研究課題
本研究では腸内細菌プロファイルがうつ病の発症に影響を与える機序を解明し、うつ病の回復や重症化に関連する腸内細菌プロファイルを同定することを目的としている。平成30年度は腸内細菌とストレスの関連性を調べる前段階として、発症にストレスが関与する精神疾患に関して基礎的な研究を行った。1つは男性統合失調症患者を対象としたY染色体欠失(以下LOY)に関する研究である。一般的に統合失調症患者の平均寿命は健常者と比較しても短く、男性統合失調症患者では女性患者と比較して予後が不良で、抗精神病薬への反応性が乏しいことが知られている。こういった男性特有の病態を解明するために、近年アスペルガー症候群との関連や加齢や自殺者で増加したとの報告があるY染色体欠失との関連について調べることにした。統合失調患者146人、健常者214人の末梢血を用いてLOYについて比較し、LOYの増加はないことを報告した。しかし、年齢と喫煙歴を調整して解析を行うと、罹病期間の長い群では健常者に比べて、優位にLOYが増加するという結果であった(p = 0.007、OR = 1.11 [95%CI = 1.03-1.19])。他にも加齢や心理的ストレス、種々の精神疾患で短縮が報告されているテロメア長に関する研究を行った。我々は統合失調症患者では健常対象者と比較して優位にテロメアが長いことを示した。
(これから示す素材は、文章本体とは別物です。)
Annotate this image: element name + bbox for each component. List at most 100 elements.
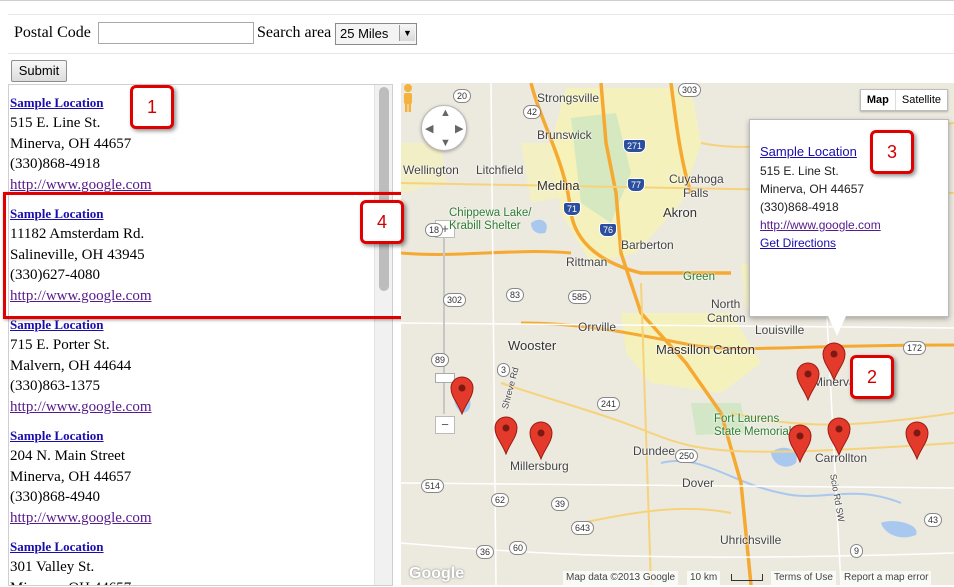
- place-label: Millersburg: [510, 459, 569, 473]
- place-label: Rittman: [566, 255, 608, 269]
- route-shield: 89: [431, 353, 450, 367]
- map-marker-icon[interactable]: [904, 420, 930, 460]
- map-type-satellite-button[interactable]: Satellite: [896, 90, 947, 110]
- infowindow-name-link[interactable]: Sample Location: [760, 144, 857, 159]
- list-item: Sample Location 301 Valley St. Minerva, …: [10, 537, 370, 586]
- location-street: 515 E. Line St.: [10, 115, 101, 131]
- location-city: Minerva, OH 44657: [10, 578, 370, 586]
- interstate-shield: 271: [623, 139, 647, 153]
- route-shield: 43: [924, 513, 943, 527]
- place-label: Canton: [707, 311, 746, 325]
- map-marker-icon[interactable]: [787, 423, 813, 463]
- report-map-error-link[interactable]: Report a map error: [841, 571, 932, 585]
- interstate-shield: 76: [599, 223, 618, 237]
- pan-down-icon[interactable]: ▼: [440, 137, 451, 149]
- get-directions-link[interactable]: Get Directions: [760, 236, 836, 250]
- highlight-box: [3, 192, 408, 319]
- annotation-badge-1: 1: [130, 85, 174, 129]
- chevron-down-icon[interactable]: ▼: [399, 25, 415, 41]
- search-form: Postal Code Search area 25 Miles ▼: [8, 14, 954, 54]
- list-item: Sample Location 715 E. Porter St. Malver…: [10, 315, 370, 417]
- map-marker-icon[interactable]: [528, 420, 554, 460]
- pegman-icon[interactable]: [401, 83, 415, 113]
- pan-left-icon[interactable]: ◀: [425, 122, 433, 135]
- route-shield: 241: [597, 397, 621, 411]
- list-item: Sample Location 515 E. Line St. Minerva,…: [10, 93, 370, 195]
- pan-up-icon[interactable]: ▲: [440, 107, 451, 119]
- pan-right-icon[interactable]: ▶: [455, 122, 463, 135]
- location-list[interactable]: Sample Location 515 E. Line St. Minerva,…: [8, 84, 393, 586]
- pan-control[interactable]: ▲ ▼ ◀ ▶: [421, 105, 467, 151]
- scale-label: 10 km: [687, 571, 721, 585]
- place-label: Strongsville: [537, 91, 600, 105]
- search-area-select[interactable]: 25 Miles ▼: [335, 23, 417, 45]
- map-marker-icon[interactable]: [821, 341, 847, 381]
- list-item: Sample Location 204 N. Main Street Miner…: [10, 426, 370, 528]
- map-marker-icon[interactable]: [493, 415, 519, 455]
- route-shield: 514: [421, 479, 445, 493]
- interstate-shield: 71: [563, 202, 582, 216]
- place-label: Akron: [663, 205, 697, 220]
- route-shield: 302: [443, 293, 467, 307]
- zoom-out-button[interactable]: −: [435, 416, 455, 434]
- location-name-link[interactable]: Sample Location: [10, 426, 370, 446]
- location-url-link[interactable]: http://www.google.com: [10, 508, 370, 529]
- route-shield: 36: [476, 545, 495, 559]
- annotation-badge-3: 3: [870, 130, 914, 174]
- location-street: 204 N. Main Street: [10, 448, 125, 464]
- scale-bar: [731, 574, 763, 581]
- location-street: 715 E. Porter St.: [10, 337, 110, 353]
- location-city: Minerva, OH 44657: [10, 135, 132, 152]
- map-data-attribution: Map data ©2013 Google: [563, 571, 679, 585]
- infowindow-phone: (330)868-4918: [760, 200, 839, 214]
- route-shield: 303: [678, 83, 702, 97]
- place-label: Litchfield: [476, 163, 524, 177]
- location-phone: (330)868-4918: [10, 156, 100, 172]
- info-window: Sample Location 515 E. Line St. Minerva,…: [749, 119, 949, 336]
- location-city: Malvern, OH 44644: [10, 357, 132, 374]
- route-shield: 60: [509, 541, 528, 555]
- map-marker-icon[interactable]: [795, 361, 821, 401]
- place-label: Krabill Shelter: [449, 220, 521, 232]
- place-label: Fort Laurens: [714, 413, 780, 425]
- submit-button[interactable]: Submit: [11, 60, 67, 82]
- location-phone: (330)868-4940: [10, 489, 100, 505]
- search-area-value: 25 Miles: [340, 26, 389, 41]
- google-logo[interactable]: Google: [409, 565, 464, 583]
- route-shield: 585: [568, 290, 592, 304]
- place-label: North: [711, 297, 741, 311]
- infowindow-tail: [828, 316, 846, 336]
- route-shield: 3: [497, 363, 511, 377]
- place-label: Falls: [683, 186, 709, 200]
- route-shield: 9: [850, 544, 864, 558]
- map-marker-icon[interactable]: [449, 375, 475, 415]
- search-area-label: Search area: [257, 24, 332, 41]
- place-label: Brunswick: [537, 128, 592, 142]
- route-shield: 250: [675, 449, 699, 463]
- location-url-link[interactable]: http://www.google.com: [10, 397, 370, 418]
- annotation-badge-2: 2: [850, 355, 894, 399]
- place-label: Wellington: [403, 163, 459, 177]
- map-type-control[interactable]: Map Satellite: [859, 89, 948, 111]
- location-phone: (330)863-1375: [10, 378, 100, 394]
- map-marker-icon[interactable]: [826, 416, 852, 456]
- place-label: Barberton: [621, 238, 674, 252]
- interstate-shield: 77: [627, 178, 646, 192]
- location-name-link[interactable]: Sample Location: [10, 93, 370, 113]
- map-type-map-button[interactable]: Map: [861, 90, 896, 110]
- location-street: 301 Valley St.: [10, 559, 95, 575]
- infowindow-url-link[interactable]: http://www.google.com: [760, 218, 881, 232]
- list-scrollbar[interactable]: [374, 85, 392, 585]
- location-name-link[interactable]: Sample Location: [10, 537, 370, 557]
- postal-code-input[interactable]: [98, 22, 254, 44]
- terms-of-use-link[interactable]: Terms of Use: [771, 571, 836, 585]
- zoom-slider-track[interactable]: [443, 238, 445, 414]
- annotation-badge-4: 4: [360, 200, 404, 244]
- route-shield: 18: [425, 223, 444, 237]
- place-label: Uhrichsville: [720, 533, 782, 547]
- top-divider: [0, 0, 954, 1]
- place-label: Louisville: [755, 323, 805, 337]
- infowindow-city: Minerva, OH 44657: [760, 182, 865, 196]
- route-shield: 83: [506, 288, 525, 302]
- place-label: Dover: [682, 476, 715, 490]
上記研究を通じて加齢やストレスによる精神疾患や遺伝子レベルでの変化について理解を深めることができ、最新の研究状況を把握できた。これらの知見を元にして、うつ病やストレスと腸内細菌プロファイルの関連を検討し、腸内細菌叢から精神疾患を診断することを目的として研究を進める。現在、医学研究倫理員会にて審査中である。研究デザインや解析方法について教室内で議論を深め、倫理委員会の承認が得られ次第、速やかに症例の収集を開始することとしている。
3: やや遅れている
倫理委員会での審査中であり、症例を集めることができていないが、間も無く承認が得られる予定である。
倫理委員会の承認が得られ次第、当院外来通院中・入院中の患者から同意を得て、今年度中に目標症例数を集めることを目指す。